OpenML

OpenML is a very cool new online platform that aims at improving - as the name says - Open Machine Learning. It stands for Open Data, Open Algorithms and Open Research. OpenML is still in it’s beta phase, but already pretty awesome.

With this blog post I would like to introduce the main concepts, show who should be interested in the platform and I will go a little into a challenge it faces.

Concepts

The following four concepts form the basis of the platform:

  • data
  • task
  • flow
  • run

The figure shows how they are connected.

OpenML

Who can make use of OpenML?

The domain scientist

You have data that you do not know how to analyse best? Upload your data to OpenML and you will have the whole world helping you. Write a good data and task description to make sure people understand the problem.

The data analyst

You like taking part in challenges? Being the best solver of a task? Go to OpenML and check out the many tasks and go solve!

The algorithm developer

You developed a statistical method or a machine learning algorithm and want to try it out? You will find plenty of data sets and the possibility to make your algorithm public.

The student

You study statistics, data science, machine learning? You want to know what is out there? On OpenML you will find a wide variety of algorithms and, if the solvers do a good job, info on software and implementation.

The teacher

You teach a machine learning class and want the students to participate in a challenge? Make up your own task and let the students try solving it. The platform shows who uploaded what and when.

The unknown

There are possibly many other people who will benefit from the platform, like meta analysts, benchmarkers and people I can not think of right now.

How to use OpenML

Other than just browsing the website you can access OpenML through quite some interfaces such as R or WEKA. For an example on how to use the R interface check out the tutorial.
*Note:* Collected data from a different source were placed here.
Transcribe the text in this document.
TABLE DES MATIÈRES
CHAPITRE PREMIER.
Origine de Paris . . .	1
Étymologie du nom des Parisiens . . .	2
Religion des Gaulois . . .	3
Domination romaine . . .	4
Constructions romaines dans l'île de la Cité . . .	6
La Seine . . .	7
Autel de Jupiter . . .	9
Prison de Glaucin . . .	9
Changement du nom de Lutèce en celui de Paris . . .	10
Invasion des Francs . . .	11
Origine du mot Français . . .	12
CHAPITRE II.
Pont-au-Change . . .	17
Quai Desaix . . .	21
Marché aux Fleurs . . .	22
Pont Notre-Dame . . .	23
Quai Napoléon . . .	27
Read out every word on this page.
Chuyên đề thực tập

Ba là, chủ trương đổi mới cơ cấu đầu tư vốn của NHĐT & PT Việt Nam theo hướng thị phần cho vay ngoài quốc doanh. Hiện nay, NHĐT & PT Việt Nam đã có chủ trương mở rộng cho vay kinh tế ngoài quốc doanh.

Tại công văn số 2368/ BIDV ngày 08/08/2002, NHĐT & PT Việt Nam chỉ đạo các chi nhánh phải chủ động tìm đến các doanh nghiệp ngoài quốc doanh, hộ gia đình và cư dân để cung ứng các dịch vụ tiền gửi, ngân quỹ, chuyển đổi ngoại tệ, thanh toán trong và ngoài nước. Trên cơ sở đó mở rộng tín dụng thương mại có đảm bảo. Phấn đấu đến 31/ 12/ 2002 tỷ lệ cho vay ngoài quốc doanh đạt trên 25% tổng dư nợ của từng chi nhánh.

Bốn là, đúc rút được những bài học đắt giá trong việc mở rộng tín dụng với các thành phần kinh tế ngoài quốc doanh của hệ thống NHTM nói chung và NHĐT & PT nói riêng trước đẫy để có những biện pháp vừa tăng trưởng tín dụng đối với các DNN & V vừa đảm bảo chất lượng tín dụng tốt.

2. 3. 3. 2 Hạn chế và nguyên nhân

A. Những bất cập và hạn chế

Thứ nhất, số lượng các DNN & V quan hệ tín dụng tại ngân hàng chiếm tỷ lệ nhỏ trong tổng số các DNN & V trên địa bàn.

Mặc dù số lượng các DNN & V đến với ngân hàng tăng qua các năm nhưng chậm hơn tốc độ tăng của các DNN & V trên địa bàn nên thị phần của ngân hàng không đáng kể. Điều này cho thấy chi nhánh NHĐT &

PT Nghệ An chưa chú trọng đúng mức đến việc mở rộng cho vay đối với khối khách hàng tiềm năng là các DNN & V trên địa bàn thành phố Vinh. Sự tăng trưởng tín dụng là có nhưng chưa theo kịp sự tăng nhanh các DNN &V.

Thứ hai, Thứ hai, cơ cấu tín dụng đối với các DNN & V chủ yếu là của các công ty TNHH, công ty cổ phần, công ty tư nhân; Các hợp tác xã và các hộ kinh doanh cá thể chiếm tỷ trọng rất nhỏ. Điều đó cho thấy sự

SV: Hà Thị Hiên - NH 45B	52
The whole project is of course open source. Check out the different git repositories for all the code and in case you have any complaints.

The overfitting problem

Platforms like kaggle, crowdanalytics and innocentive host challenges and give people only part of the data so they can evaluate the performance of the algorithm on a separate data set to (try to) prevent overfitting. So far OpenML does not do that. It always shows all the data, and algorithms are evaluated via resampling procedures (on OpenML called estimation procedures). There are big discussions about how to solve the problem of overfitting on OpenML. They go from keeping part of the data hidden for a certain time in the beginning to doing repeated cross-validation on the (overly) good performing flows on a given task. If you have ideas here, please don’t hesitate to leave me a comment.

The platform is still in it’s childhood and may not be perfect yet (If you find issues, post them on the github page). But I think it can grow to be a great thing one day.